There are many who would claim that the Food Stamps program in the US is a deliberate weapon to create new addictions and increasing economic vulnerability. Whatever its merits, this narrative is anathema to the basic tenets of global establishment goodthink, of which the EU is a pillar. So is the EU strategy of telling Africans that starving to death is the only honorable response to Putin’s evil grain offer really an effective diplomatic strategy?
A more cynical view of its resistance to Russian grain deliveries is that the EU is terrified of the African population bomb that the Sahel’s high birth rates represent and that free deliveries of Russian grain will only boost. China-Russia are well aware that future refugee streams out of Niger will head straight to Europe and not to their nations.
Colonial Reparations for Refugees
Western calls for free access for African refugees to Europe are growing louder. A recent New Statesman article called for reparations to be given to the former colonies by granting these entire nations the right to move to the “metropole,” which means Europe:
Addressing Europe’s colonial past will require more than token recognition of past sins. More radical solutions include the proposal of E. Tendayi Achiume, the UN’s special rapporteur on race and racism, on migration as decolonisation: free movement into the former metropole as the most effective form of reparations.
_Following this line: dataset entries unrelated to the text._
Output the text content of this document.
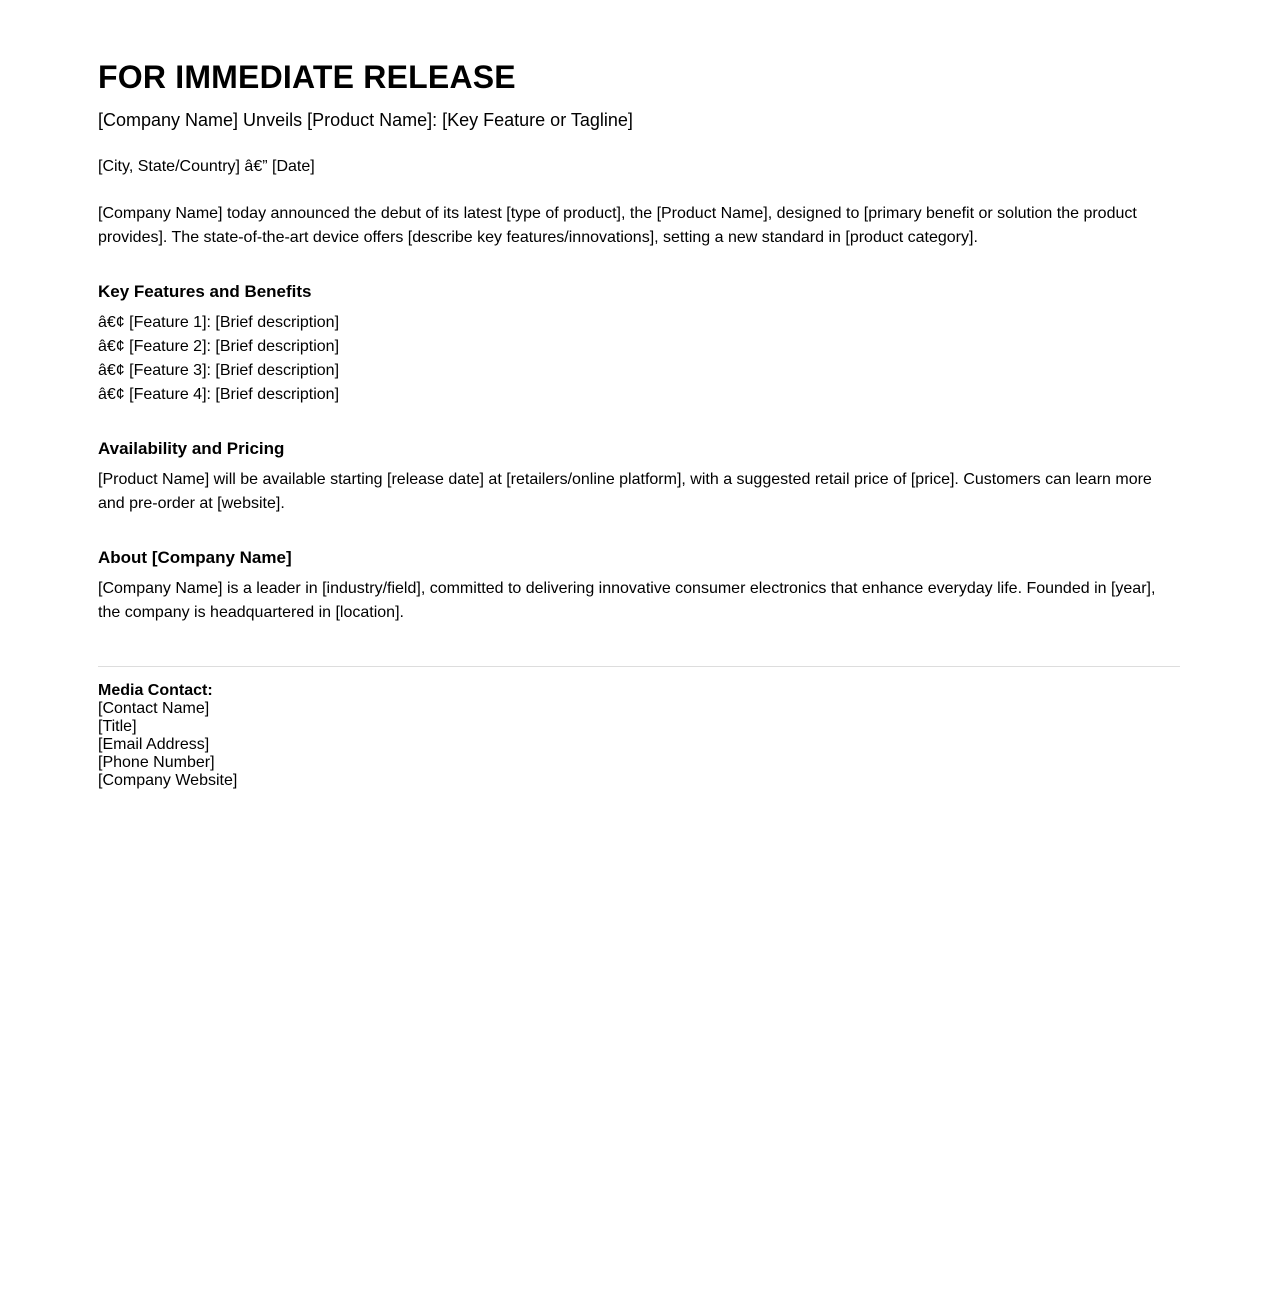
FOR IMMEDIATE RELEASE
[Company Name] Unveils [Product Name]: [Key Feature or Tagline]

[City, State/Country] â€” [Date]

[Company Name] today announced the debut of its latest [type of product], the [Product Name], designed to [primary benefit or solution the product provides]. The state-of-the-art device offers [describe key features/innovations], setting a new standard in [product category].

Key Features and Benefits
â€¢ [Feature 1]: [Brief description]
â€¢ [Feature 2]: [Brief description]
â€¢ [Feature 3]: [Brief description]
â€¢ [Feature 4]: [Brief description]
Availability and Pricing

[Product Name] will be available starting [release date] at [retailers/online platform], with a suggested retail price of [price]. Customers can learn more and pre-order at [website].

About [Company Name]

[Company Name] is a leader in [industry/field], committed to delivering innovative consumer electronics that enhance everyday life. Founded in [year], the company is headquartered in [location].

Media Contact:
[Contact Name]
[Title]
[Email Address]
[Phone Number]
[Company Website]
This article proposes a novel and radical break from prevailing theories and doctrine in the international law of migration. First and Third World peoples are not political strangers. They are quite the opposite: Due to neocolonial interconnection, First and Third World peoples are bound in a relationship of co-sovereignty that makes Third World peoples political insiders to First World nation-states. Corrective distributive justice considerations give Third World migrants entitlements to national admission and inclusion in the First World. Where Third World migration is responsive to neocolonial subordination, it should be understood as decolonial insofar as it enhances political equality, even if only as a formal matter. The migration as decolonization thesis foregrounds the political agency of migrants, and presents neocolonial interconnection and subordination as the baseline from which the ethics of immigration restrictions should be assessed, and from which these restrictions should be negotiated. First World nation-states have no right to exclude Third World peoples, and creating a world that reflects this fact requires a complete reimagining of national borders and the institutions of political inclusion.
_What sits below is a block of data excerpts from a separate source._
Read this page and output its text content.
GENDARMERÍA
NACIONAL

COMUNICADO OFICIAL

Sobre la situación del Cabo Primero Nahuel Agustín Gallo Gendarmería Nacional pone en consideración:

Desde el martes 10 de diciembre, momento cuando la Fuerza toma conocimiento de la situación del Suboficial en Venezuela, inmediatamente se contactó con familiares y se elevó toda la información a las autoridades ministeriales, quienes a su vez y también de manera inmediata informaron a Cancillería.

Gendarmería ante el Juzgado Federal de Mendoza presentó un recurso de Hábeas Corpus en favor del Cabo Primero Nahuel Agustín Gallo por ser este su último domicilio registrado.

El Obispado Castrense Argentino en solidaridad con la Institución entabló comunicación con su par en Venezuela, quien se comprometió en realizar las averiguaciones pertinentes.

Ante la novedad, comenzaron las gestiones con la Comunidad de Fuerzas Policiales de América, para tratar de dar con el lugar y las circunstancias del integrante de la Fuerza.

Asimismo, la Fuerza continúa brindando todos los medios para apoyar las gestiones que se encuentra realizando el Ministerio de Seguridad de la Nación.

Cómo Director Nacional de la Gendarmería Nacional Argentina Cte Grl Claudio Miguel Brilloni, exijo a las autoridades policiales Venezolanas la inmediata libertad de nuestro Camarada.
China-Russia will agree wholeheartedly with E. Tendayi Achiume’s views on Western reparations. Russia itself has a storied colonial past but it devoured those possessions into its now enormous nation-state. Alas, some former “colonies” such as Ukraine and the Baltics have gone their own way but these people will always be welcome back into the engulfing arms of the Russian motherland. And so the fear is now that China-Russia will fully support the West’s generous refugee reparations by assisting their flows towards the EU/US wherever possible.